At the same time as it would subject thousands more migrants to hazardous detention conditions, Project 2025 proposes rolling back the minimum care and safety standards that ensure detention facilities comply with human rights laws and consolidating or even eliminating the offices that monitor immigration enforcement activities for human rights abuses. Not only would this hobble the government’s efforts to comply with laws like the Prison Rape Elimination Act, it would leave migrant women with few avenues to report even systemic sexual abuses.

Building a humane, orderly, and sustainable migration system will take vision and leadership. In our study of reception practices in New York, Denver, Chicago, and Portland, ME, WRC saw that leadership on display, as political and community leaders came together to innovate new approaches for welcoming migrants. Though serious challenges remain, including in these cities, their experiences show that we can meet the needs of the moment without sacrificing safety and opportunity for all.

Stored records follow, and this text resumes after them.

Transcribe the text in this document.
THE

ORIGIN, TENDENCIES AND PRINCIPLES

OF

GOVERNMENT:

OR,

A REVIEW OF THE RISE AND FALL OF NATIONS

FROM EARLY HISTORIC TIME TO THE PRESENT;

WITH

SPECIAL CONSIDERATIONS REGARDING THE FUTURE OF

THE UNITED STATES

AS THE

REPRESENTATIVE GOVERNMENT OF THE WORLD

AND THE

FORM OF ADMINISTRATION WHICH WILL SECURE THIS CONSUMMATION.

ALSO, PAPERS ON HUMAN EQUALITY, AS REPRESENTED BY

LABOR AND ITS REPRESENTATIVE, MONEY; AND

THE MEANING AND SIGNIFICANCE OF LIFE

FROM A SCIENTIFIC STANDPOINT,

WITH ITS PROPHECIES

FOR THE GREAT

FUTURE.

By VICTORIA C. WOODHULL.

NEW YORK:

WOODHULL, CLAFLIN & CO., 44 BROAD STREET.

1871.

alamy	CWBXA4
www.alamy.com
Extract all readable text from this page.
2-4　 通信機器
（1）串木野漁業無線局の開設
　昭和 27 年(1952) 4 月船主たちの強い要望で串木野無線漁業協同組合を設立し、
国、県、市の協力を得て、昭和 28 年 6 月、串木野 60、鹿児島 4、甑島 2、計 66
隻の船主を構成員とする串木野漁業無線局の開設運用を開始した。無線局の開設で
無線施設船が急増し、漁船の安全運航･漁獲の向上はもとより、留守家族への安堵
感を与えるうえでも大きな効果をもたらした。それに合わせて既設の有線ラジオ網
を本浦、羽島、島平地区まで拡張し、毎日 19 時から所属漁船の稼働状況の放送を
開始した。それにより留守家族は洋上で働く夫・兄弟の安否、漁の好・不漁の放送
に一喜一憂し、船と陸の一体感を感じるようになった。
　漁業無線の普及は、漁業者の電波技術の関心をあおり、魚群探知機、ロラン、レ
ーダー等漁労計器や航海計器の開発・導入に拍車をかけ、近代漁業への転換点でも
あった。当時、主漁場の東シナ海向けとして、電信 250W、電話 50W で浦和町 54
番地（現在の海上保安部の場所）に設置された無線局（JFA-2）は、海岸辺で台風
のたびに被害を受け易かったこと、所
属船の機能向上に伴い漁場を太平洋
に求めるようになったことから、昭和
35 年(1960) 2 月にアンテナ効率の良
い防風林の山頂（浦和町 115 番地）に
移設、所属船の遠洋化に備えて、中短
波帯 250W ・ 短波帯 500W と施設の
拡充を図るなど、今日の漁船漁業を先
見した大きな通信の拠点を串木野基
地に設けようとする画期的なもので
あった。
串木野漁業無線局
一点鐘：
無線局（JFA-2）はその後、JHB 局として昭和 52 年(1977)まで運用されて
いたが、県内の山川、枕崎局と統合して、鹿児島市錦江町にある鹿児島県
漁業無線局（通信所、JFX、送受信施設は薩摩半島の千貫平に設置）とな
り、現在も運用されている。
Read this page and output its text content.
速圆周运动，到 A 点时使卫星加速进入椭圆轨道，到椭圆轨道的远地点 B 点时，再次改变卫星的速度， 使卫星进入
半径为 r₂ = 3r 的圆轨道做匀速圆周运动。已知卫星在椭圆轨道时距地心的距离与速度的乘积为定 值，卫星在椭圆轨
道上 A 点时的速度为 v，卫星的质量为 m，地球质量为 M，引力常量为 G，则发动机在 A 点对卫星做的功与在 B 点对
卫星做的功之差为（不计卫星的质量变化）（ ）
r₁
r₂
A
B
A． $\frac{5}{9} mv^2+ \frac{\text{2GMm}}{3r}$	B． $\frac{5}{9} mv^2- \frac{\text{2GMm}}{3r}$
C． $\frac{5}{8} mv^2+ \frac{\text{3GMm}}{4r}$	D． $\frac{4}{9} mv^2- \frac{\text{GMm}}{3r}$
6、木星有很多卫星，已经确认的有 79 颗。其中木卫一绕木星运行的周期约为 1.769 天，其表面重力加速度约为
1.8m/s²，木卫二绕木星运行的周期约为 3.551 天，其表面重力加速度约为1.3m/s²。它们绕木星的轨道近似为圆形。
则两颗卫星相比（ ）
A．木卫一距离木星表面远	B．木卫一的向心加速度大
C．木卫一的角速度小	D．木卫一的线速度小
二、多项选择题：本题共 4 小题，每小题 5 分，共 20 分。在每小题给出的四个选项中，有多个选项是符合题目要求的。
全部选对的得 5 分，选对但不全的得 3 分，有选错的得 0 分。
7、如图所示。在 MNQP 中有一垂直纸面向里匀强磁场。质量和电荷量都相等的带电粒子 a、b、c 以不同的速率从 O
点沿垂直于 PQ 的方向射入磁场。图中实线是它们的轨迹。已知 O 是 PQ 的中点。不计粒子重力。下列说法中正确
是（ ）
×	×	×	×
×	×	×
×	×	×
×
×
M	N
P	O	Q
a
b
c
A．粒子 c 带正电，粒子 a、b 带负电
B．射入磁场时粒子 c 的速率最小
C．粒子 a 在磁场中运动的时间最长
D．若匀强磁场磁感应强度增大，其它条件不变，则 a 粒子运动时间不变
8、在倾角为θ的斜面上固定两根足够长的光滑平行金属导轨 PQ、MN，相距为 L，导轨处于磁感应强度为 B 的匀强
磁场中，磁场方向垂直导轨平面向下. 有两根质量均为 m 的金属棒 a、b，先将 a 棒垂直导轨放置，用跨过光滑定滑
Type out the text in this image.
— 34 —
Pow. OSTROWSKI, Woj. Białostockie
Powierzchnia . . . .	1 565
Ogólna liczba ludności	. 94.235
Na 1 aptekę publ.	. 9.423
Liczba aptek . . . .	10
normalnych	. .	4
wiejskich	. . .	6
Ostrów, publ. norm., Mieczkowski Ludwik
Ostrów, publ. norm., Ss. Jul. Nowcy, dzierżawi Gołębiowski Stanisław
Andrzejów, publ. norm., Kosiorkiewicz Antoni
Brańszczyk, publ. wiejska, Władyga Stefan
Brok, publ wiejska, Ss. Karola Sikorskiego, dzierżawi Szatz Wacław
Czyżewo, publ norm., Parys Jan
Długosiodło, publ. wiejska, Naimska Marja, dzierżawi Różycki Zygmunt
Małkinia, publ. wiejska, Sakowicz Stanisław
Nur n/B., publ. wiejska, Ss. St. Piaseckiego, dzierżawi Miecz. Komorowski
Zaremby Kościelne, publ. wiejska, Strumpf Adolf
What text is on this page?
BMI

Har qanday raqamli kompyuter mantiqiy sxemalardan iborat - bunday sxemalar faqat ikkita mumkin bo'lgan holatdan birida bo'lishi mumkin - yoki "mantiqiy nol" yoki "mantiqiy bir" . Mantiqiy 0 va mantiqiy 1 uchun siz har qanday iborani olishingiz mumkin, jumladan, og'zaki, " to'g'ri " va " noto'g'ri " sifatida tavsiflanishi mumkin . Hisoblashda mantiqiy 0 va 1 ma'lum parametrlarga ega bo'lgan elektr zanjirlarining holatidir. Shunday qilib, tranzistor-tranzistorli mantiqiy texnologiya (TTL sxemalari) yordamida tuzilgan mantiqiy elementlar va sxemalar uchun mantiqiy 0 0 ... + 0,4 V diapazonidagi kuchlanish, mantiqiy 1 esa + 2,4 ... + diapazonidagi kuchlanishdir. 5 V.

Solutions also exist at the federal level. Legislation like the Destination Reception Assistant Act would provide vital support to state and local communities welcoming migrants. The Case Management Pilot Program helps migrants navigate complex immigration proceedings, increasing compliance by providing support to migrants rather than placing them in detention. A new Bona Fide Determination process for U and T visa applicants helps overcome processing delays by granting good faith applicants access to work authorization and some services while they wait. These and other innovations reflect our core American values of dignity, humanity, and self-reliance. Project 2025 takes the opposite approach, pushing migrants outside of the law’s protection and beyond the reach of those principles.